The transition can be difficult, but it also can be a chance to change some things for the better.

March 01, 2009|Associated Press

Michael B. Bennett used to own his home in Chesapeake, Va. Now he rents it, which is taking some getting used to.

There are advantages. "If something goes bad -- the hot water heater or the air conditioner -- the people that own the house pay for it," said Bennett, who lost the home to foreclosure.

On the other hand, "I don't like saying I'm renting."

Bennett and his wife, Candace, are among millions of Americans who have become renters again after foreclosure. Although the transition from owner to renter can be difficult, real estate experts and financial consultants say it also can be an opportunity to change some things for the better.

Some of their suggestions on how to make the most of renting after owning:

* Decide whether you want to rent an apartment, condominium or house. But consider this: People who have gone through a foreclosure may have an easier time renting directly from property owners than from apartment complexes, which tend to place more emphasis on credit history, said LaToya Irby, who offers financial advice on the website About.com.

* Use this time to save money and repair your credit, because rent is often lower than a mortgage payment for a comparable dwelling, said Ralph Roberts, who wrote "Foreclosure Self-Defense for Dummies" (John Wiley & Sons, 2008). Renters should stay current with bills and reduce credit card debt, he suggested, to improve their credit scores.

"That's the plan," said Bennett, 56, who hopes to be a homeowner again someday. He and his wife bought their home in August 2007 but then racked up medical expenses. They fell behind on mortgage payments. The Bennetts, who rent the home they lost in foreclosure from the investment company that bought it, hope to relocate to a more affordable area.

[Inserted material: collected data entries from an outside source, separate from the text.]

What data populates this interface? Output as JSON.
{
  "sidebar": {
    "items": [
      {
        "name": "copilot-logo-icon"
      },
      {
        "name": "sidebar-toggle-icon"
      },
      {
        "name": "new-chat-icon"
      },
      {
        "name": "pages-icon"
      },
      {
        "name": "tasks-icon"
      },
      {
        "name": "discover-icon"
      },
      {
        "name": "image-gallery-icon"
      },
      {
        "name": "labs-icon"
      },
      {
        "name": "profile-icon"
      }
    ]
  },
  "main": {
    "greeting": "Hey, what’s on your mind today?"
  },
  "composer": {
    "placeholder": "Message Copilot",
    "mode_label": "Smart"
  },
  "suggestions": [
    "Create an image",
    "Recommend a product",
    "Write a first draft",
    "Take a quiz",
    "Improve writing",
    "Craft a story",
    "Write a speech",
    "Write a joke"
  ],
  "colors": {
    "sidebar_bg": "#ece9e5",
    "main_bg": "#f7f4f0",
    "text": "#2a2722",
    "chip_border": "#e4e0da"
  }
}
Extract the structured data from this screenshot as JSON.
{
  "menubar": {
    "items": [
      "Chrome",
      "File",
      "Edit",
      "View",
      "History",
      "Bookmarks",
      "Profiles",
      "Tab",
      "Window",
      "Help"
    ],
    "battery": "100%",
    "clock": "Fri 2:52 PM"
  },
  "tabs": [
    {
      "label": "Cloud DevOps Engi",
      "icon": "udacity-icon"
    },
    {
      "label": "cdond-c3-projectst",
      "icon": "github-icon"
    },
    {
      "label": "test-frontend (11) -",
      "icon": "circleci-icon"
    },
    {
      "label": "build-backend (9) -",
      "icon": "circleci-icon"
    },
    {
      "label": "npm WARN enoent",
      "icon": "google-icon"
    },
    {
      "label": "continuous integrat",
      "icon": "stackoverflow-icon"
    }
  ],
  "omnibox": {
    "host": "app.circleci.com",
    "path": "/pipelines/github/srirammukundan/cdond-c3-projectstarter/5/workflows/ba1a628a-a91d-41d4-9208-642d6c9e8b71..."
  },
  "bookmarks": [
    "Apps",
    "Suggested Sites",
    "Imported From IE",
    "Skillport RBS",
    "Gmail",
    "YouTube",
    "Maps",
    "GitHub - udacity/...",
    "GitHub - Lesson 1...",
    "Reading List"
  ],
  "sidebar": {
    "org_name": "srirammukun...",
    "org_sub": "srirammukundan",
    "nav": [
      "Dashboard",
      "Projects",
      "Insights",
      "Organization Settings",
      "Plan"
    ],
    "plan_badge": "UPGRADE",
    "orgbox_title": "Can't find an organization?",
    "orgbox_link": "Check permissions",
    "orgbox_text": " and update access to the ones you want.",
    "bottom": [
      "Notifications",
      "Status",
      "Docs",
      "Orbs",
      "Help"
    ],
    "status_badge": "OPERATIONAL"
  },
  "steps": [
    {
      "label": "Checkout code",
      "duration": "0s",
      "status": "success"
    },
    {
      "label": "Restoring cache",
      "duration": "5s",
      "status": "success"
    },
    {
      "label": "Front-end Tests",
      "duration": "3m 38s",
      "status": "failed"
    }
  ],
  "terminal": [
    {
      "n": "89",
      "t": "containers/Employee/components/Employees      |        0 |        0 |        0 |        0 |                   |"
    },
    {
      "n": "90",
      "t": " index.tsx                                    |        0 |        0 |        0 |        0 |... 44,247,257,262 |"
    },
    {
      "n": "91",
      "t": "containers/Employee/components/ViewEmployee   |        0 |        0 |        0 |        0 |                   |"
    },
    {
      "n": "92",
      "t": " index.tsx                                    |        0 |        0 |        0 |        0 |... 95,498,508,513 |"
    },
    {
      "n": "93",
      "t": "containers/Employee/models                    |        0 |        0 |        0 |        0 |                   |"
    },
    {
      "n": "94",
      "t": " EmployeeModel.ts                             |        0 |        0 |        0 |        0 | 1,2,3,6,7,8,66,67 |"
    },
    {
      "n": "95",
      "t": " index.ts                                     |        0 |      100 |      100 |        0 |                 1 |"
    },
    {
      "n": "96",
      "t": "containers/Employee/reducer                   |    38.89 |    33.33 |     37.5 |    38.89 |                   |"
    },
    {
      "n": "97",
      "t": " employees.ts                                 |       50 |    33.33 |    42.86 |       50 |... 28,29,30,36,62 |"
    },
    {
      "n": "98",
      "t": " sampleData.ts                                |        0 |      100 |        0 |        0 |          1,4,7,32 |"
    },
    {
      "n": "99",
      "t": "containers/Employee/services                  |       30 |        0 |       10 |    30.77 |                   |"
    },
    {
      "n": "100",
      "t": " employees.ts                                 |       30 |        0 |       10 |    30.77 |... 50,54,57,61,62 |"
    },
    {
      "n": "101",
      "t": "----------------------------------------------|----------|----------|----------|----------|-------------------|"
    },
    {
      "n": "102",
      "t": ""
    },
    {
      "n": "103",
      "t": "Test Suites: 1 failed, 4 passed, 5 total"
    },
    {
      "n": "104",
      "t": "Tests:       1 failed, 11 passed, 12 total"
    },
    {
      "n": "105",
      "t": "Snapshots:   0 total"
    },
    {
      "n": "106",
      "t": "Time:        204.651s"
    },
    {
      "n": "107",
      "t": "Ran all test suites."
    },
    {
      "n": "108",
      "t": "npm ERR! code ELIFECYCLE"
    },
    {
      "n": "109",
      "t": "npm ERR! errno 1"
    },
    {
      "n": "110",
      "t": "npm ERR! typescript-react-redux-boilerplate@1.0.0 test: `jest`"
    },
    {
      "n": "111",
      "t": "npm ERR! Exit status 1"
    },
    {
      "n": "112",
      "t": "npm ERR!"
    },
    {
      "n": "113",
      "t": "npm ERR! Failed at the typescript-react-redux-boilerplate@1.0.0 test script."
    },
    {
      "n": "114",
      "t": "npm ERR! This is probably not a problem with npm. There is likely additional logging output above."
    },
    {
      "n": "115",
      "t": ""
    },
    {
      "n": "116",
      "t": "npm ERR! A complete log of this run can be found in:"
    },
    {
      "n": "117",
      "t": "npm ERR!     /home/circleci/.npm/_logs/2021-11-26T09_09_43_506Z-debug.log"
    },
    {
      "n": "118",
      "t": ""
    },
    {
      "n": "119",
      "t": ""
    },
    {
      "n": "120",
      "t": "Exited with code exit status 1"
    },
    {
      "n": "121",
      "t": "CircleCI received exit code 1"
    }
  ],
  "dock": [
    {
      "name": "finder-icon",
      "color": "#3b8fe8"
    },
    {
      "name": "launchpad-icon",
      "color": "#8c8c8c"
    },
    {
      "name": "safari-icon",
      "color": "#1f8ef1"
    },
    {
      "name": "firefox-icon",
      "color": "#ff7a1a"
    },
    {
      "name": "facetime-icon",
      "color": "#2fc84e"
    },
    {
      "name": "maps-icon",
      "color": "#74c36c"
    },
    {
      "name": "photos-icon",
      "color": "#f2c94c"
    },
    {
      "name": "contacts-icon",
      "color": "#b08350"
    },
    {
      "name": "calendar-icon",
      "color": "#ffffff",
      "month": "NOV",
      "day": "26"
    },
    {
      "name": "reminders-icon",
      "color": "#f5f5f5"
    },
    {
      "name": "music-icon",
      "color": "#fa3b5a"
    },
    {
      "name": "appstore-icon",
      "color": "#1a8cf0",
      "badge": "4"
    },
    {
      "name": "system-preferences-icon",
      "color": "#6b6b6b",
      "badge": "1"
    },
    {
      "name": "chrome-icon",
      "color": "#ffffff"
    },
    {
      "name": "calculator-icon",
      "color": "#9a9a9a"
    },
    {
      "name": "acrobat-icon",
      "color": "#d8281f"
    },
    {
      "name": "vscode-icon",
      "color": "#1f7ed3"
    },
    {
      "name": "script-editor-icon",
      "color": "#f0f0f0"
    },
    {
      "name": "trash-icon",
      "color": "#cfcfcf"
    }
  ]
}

* Some families may use renting as an opportunity to move to a better school district or to get closer to work or cultural attractions. Neighborhoods that were too pricey when you were buying a home or paying property taxes may be affordable when you're renting, said Larry Cotter, general manager of the website Apartmenthomeliving.com.

"Living in a cultural center becomes a reality when you get rid of the notion that living in a home is the American dream," Cotter said.

* The foreclosure crisis and the accompanying real estate slump have created more rental homes. But there are also more reasons than ever for potential renters to be careful.

Before renting a property, verify with the local tax collection agency that property taxes have been paid and see whether any paperwork related to the mortgage has been filed in civil court. Unpaid taxes or court filings could indicate that the property owner is headed toward foreclosure.

"A lot of landlords are in trouble," said Roberts, who is a real estate agent in Sterling Heights, Mich., as well as an author. "Make sure the landlord you're dealing with is current."